Personal information
- Full name: Pau Rosello Van Schoor
- Born: 25 February 1990 (age 36) Amposta, Catalonia, Spain
- Home town: Barcelona

Fencing career
- Sport: Fencing
- Weapon: Épée
- Hand: right-handed
- FIE ranking: current ranking

Medal record
Men's Épée
Representing Spain
| Silver medal – second place | 2014 Strasbourg | Team épée |

= Pau Roselló =

Spanish fencer (born 1990)

Pau Roselló (born 25 February 1990) is a Spanish épée fencer, silver team medallist in the 2014 European Fencing Championships.

==Career==
Rosello won the 2007 Cadet European Championships in Novi Sad and the 2007 Cadet World Championships in Belek. The year after he earned a bronze medal at the 2008 Junior World Championships. These results caused him to be selected into the Spanish épée national team. He took part in the 2012 European Championships and the 2013 European and 2013 World Championships. In the 2013–14 season Spain created a surprise by defeating favourites France in the quarter-finals, then Russia in the semi-finals.
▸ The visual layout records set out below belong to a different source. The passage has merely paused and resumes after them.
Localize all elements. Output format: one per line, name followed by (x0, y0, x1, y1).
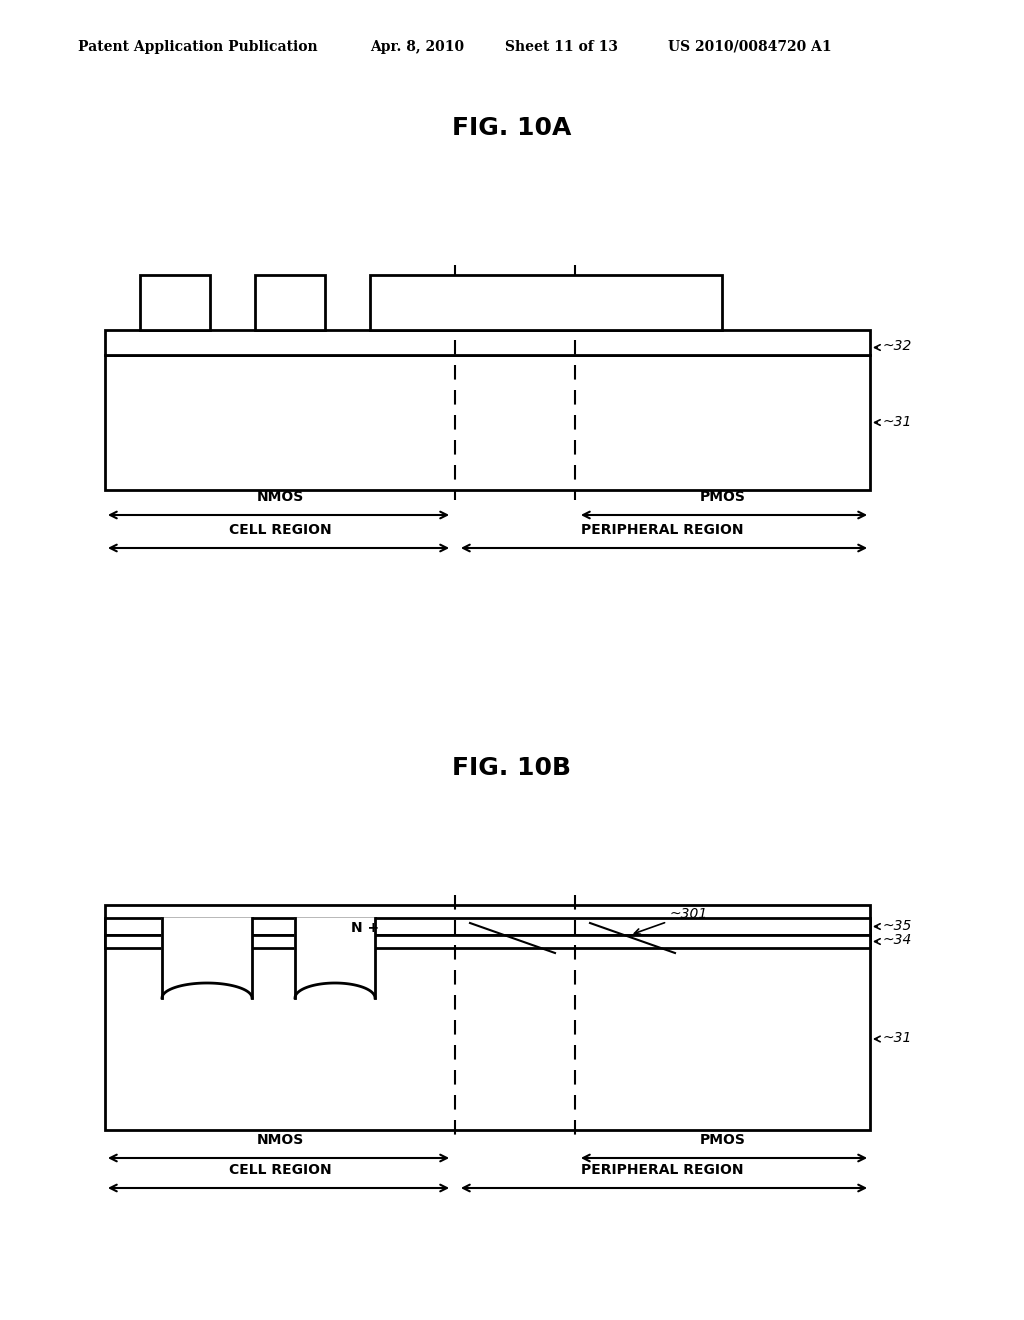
Text: ~32: ~32 (883, 339, 912, 354)
Text: PERIPHERAL REGION: PERIPHERAL REGION (582, 1163, 743, 1177)
Text: Sheet 11 of 13: Sheet 11 of 13 (505, 40, 618, 54)
Bar (105, 917, 870, 935)
Polygon shape (295, 917, 375, 998)
Bar (140, 275, 210, 330)
Text: N +: N + (351, 921, 379, 936)
Text: Patent Application Publication: Patent Application Publication (78, 40, 317, 54)
Text: PERIPHERAL REGION: PERIPHERAL REGION (582, 523, 743, 537)
Text: FIG. 10A: FIG. 10A (453, 116, 571, 140)
Text: ~31: ~31 (883, 1031, 912, 1045)
Text: PMOS: PMOS (699, 490, 745, 504)
Polygon shape (162, 917, 252, 998)
Text: PMOS: PMOS (699, 1133, 745, 1147)
Text: CELL REGION: CELL REGION (228, 523, 332, 537)
Text: CELL REGION: CELL REGION (228, 1163, 332, 1177)
Text: FIG. 10B: FIG. 10B (453, 756, 571, 780)
Bar (105, 330, 870, 355)
Text: ~35: ~35 (883, 919, 912, 932)
Bar (105, 906, 870, 1130)
Text: NMOS: NMOS (256, 490, 304, 504)
Text: ~33: ~33 (195, 969, 224, 983)
Text: ~31: ~31 (883, 414, 912, 429)
Text: US 2010/0084720 A1: US 2010/0084720 A1 (668, 40, 831, 54)
Bar (370, 275, 722, 330)
Bar (105, 355, 870, 490)
Bar (255, 275, 325, 330)
Text: ~301: ~301 (635, 907, 709, 935)
Text: Apr. 8, 2010: Apr. 8, 2010 (370, 40, 464, 54)
Bar (105, 935, 870, 948)
Text: ~34: ~34 (883, 933, 912, 948)
Text: NMOS: NMOS (256, 1133, 304, 1147)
They lost to Switzerland in the final and took a silver medal, Spain's first continental podium since Jorge Pina's gold medal at Gand 2007.

Rosello graduated in computer science from the Polytechnic University of Catalonia and the Technical University of Madrid. With fellow high-level épée fencer Sergio Baldrés he founded Insignia Esgrima SCP, a fencing kit supplier that kits out the Spanish national fencing team.